Das wäre die Hoffnung, denn Deutschland dümpelt seit Jahren vor sich hin. Iran-Krieg und Ölkrise drohen die Wirtschaft in eine Rezession zu stürzen, Bürokratie und Brüsseler Regulierungswut fesseln das Unternehmertum, die Energiewende hat sich in eine Sackgasse mit allzu hohen Marktpreisen verfahren. Hat Reiche die Vorschusslorbeeren, die sie beim letzten OWF erhalten hatte, wirklich verdient? Die Erwartungshaltung beim OWF in Bad Saarow war hoch, der Diskussionsbedarf auch. Und dann? Dann sagt Katherina Reiche ab. Wieder einmal ein gecancelter Reiche-Termin.

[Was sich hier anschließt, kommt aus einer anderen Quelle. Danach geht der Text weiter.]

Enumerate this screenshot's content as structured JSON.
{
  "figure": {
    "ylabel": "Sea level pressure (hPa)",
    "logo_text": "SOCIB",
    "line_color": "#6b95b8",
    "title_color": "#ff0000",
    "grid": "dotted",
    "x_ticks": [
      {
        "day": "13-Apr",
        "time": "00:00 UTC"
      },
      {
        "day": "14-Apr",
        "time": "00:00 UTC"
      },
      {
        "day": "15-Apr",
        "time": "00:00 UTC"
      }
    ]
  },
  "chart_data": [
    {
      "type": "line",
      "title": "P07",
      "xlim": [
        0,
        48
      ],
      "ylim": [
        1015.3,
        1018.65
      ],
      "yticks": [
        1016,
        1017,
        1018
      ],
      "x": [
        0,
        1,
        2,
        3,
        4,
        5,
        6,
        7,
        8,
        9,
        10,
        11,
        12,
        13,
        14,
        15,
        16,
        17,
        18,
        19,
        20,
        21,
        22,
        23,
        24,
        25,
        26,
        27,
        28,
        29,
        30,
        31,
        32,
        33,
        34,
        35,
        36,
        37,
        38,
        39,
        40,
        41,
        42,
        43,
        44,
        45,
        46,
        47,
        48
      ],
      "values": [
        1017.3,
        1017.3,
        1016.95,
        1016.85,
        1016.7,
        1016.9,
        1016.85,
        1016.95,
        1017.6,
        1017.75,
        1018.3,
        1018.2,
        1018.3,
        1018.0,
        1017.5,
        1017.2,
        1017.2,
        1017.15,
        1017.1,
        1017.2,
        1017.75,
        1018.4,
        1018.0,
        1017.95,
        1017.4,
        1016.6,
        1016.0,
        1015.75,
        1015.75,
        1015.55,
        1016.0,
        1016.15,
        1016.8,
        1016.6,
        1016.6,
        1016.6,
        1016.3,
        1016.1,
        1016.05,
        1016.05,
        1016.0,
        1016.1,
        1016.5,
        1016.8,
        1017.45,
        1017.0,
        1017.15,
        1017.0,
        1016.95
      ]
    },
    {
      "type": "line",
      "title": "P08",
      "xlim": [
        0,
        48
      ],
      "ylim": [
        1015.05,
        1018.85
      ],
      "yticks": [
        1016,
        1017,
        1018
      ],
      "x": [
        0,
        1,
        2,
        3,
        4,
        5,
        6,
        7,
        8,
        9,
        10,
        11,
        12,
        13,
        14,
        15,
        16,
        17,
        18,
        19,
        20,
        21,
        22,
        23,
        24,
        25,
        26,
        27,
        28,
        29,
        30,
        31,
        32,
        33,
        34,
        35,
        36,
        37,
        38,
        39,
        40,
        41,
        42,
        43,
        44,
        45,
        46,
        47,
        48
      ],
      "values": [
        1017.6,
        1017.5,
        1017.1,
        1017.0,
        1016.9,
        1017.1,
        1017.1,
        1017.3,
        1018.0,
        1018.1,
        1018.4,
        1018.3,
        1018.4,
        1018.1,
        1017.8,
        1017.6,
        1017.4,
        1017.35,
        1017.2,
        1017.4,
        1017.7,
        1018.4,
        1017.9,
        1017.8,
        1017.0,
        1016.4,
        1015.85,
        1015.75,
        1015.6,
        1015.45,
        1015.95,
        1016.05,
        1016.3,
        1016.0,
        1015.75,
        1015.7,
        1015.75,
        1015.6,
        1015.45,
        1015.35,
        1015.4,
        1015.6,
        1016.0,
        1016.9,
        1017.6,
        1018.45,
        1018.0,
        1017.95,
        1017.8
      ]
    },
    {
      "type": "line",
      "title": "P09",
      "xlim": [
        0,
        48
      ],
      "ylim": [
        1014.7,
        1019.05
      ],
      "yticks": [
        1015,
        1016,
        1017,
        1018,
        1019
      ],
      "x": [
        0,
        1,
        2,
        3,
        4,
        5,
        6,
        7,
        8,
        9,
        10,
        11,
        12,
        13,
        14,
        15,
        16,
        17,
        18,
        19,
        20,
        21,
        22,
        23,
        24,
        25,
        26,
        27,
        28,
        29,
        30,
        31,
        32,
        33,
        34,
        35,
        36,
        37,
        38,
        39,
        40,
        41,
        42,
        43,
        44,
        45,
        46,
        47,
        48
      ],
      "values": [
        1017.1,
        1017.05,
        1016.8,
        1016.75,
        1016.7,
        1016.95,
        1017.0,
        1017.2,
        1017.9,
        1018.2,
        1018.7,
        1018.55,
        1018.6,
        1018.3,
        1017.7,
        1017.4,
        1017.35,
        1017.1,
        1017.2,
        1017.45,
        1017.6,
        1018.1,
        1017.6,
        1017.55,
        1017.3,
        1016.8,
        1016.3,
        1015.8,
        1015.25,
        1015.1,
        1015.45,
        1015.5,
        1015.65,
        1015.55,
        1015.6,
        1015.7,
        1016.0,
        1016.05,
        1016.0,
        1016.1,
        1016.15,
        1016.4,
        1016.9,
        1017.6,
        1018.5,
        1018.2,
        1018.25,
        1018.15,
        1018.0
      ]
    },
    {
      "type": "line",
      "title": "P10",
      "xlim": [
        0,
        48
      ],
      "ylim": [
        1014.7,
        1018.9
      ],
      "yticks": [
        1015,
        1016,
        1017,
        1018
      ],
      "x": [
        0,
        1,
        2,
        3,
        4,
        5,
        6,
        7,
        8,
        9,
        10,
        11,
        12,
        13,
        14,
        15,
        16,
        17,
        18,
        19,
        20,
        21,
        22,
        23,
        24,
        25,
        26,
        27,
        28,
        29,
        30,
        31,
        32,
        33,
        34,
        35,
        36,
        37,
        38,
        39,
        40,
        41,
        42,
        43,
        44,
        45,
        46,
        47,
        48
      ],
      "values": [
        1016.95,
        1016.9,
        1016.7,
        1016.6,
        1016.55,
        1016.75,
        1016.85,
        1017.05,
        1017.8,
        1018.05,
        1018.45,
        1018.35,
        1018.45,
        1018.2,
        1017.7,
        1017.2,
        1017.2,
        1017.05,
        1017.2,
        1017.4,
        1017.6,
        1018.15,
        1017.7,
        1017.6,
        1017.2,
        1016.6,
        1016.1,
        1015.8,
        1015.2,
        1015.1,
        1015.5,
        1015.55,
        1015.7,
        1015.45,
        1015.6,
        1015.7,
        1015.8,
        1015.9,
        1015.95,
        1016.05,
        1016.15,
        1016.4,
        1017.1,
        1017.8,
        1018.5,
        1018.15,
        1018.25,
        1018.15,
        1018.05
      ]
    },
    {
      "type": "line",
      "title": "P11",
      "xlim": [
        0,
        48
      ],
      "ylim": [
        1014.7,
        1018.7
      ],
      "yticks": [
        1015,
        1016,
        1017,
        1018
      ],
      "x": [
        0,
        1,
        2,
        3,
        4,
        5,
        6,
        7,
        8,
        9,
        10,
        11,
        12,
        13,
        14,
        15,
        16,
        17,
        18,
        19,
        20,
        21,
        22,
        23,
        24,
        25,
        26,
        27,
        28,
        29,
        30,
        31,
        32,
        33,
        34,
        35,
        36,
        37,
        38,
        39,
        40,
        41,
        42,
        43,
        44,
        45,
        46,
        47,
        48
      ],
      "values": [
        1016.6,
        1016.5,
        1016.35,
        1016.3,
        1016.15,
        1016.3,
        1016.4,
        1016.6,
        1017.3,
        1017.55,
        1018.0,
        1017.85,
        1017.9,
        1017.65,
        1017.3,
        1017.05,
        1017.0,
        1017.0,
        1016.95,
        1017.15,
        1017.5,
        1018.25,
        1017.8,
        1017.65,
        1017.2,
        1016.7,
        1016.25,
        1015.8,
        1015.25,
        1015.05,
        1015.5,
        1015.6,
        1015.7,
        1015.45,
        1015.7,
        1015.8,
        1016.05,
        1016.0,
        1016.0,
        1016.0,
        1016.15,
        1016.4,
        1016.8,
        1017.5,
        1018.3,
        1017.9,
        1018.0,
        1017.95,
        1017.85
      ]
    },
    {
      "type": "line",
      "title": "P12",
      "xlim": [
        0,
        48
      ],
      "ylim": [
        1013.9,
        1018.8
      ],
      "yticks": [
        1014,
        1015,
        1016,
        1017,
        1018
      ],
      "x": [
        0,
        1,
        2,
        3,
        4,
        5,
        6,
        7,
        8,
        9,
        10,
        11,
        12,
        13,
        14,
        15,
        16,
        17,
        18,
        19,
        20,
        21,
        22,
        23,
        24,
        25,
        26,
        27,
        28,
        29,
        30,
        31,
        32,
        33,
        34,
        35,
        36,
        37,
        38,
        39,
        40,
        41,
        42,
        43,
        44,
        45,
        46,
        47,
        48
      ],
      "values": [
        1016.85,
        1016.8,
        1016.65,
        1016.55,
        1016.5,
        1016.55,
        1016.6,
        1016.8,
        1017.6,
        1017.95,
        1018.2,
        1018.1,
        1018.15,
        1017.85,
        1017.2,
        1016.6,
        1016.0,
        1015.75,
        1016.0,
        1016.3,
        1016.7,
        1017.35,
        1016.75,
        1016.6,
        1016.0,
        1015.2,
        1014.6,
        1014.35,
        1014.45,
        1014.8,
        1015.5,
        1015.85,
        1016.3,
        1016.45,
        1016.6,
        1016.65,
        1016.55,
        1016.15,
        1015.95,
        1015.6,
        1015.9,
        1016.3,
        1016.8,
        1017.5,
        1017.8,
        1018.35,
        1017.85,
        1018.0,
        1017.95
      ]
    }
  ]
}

Termin-Absagen haben bei Katherina Reiche Methode
Das Bundeswirtschaftsministerium nannte auf Nachfrage von Berliner Zeitung und Ostdeutscher Allgemeinen keinen Grund. Enttäuschend. Reiches Besuch wäre so wichtig gewesen. Gerade Ostdeutschland wird die Krise am heftigsten packen, prognostiziert nicht nur eine neue Studie des Ifo-Instituts. Auch das Institut der deutschen Wirtschaft sieht schwere Zeiten vor allem für den östlichen Teil der Republik aufziehen. Letztes Jahr hatte sie sich auf dem OWF als frischgebackene Wirtschaftsministerin noch gezeigt. Doch seit einiger Zeit macht sich Reiche rar.